Segundo a chefe do chefe do Instituto Nacional de Meteorologia (Inmet) no Amazonas, Lúcia Goulart, a baixa umidade ré provocada por uma intensa massa de ar quente e seca que chegou na região. A tendência é que nos próximos dias Manaus continue registrando taxas próximas ou menores às que foram detectadas na quinta-feira passada. Desde segunda-feira, o instituto já emitiu alerta para Manaus por causa da redução da umidade para patamares inferiores a 30%. Agora, o receio dos metereologistas é que as taxas sejam inferiores a 12%. Fatores como a urbanização e o desmatamento na região Amazônica agravam esse problema.
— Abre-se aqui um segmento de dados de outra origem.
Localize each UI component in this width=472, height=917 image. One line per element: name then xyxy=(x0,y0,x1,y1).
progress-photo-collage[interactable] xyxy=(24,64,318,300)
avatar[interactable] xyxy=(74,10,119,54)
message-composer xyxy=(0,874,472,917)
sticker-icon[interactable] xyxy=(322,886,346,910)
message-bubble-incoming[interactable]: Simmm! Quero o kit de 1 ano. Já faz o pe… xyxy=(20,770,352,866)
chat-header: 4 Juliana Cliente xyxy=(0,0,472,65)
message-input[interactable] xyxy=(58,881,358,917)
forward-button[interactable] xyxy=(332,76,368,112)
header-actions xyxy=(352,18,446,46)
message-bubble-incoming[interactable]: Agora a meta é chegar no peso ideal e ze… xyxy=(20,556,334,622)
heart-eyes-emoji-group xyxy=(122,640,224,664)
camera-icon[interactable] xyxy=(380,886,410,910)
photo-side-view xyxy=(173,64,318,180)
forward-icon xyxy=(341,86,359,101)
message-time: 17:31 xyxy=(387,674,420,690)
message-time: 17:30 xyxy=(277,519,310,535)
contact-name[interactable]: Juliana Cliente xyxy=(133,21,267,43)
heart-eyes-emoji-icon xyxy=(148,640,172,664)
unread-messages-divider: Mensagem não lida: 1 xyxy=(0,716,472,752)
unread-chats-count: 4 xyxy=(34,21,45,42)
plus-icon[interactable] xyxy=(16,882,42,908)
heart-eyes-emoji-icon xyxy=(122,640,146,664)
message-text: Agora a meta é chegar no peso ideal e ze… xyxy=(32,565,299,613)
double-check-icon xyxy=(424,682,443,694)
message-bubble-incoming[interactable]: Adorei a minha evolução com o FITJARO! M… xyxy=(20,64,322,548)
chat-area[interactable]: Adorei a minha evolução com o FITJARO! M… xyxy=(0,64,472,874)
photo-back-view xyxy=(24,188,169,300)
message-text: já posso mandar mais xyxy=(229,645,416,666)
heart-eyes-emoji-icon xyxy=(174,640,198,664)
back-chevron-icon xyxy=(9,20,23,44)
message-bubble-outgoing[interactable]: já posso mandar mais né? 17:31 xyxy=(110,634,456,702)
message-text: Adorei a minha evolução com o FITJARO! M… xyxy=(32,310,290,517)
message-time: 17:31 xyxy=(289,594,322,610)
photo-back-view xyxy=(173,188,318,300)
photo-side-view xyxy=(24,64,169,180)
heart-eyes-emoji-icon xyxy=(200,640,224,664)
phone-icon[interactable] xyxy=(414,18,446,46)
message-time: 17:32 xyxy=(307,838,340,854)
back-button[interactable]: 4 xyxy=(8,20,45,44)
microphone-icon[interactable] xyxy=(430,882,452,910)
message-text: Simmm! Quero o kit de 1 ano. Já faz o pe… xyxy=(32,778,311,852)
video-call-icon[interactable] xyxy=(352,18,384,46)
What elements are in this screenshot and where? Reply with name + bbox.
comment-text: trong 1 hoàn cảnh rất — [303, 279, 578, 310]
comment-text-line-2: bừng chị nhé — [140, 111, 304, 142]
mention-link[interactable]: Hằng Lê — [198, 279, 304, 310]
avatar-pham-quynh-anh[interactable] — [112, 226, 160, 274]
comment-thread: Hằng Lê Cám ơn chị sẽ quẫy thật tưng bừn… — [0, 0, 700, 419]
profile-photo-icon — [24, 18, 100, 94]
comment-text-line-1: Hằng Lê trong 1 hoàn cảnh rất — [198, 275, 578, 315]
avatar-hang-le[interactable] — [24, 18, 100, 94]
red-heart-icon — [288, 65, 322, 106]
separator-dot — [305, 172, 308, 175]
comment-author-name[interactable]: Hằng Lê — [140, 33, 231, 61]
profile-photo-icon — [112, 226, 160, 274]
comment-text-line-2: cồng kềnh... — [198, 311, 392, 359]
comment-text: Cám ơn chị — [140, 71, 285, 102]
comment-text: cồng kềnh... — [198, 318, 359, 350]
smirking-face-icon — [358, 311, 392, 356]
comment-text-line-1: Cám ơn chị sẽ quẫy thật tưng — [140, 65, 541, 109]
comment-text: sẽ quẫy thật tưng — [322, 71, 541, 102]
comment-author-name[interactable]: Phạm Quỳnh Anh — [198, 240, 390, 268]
Caso chegue a esse patamar, o Inmet recomenda a paralisação das atividades escolares e das atividades do governo do Estado e município. O instituto também alerta que as pessoas devem evitar sair de casa se a umidade do ar continuar caindo na região. Com a umidade relativa do ar na casa dos 20%, não se recomenda a realização de exercícios físicos entre as 10h e às 16h. Nesse patamar de umidade do ar, existem riscos à saúde como o aumento de casos de conjuntivite e ressecamento da pele.

 O governo do Amazonas e a prefeitura de Manaus não descartaram a possibilidade de interromper as atividades em função das altas temperaturas na região, caso a umidade continue caindo na próxima semana. Mas isso, de acordo com os dois órgãos, somente será definido diante de uma necessidade extrema.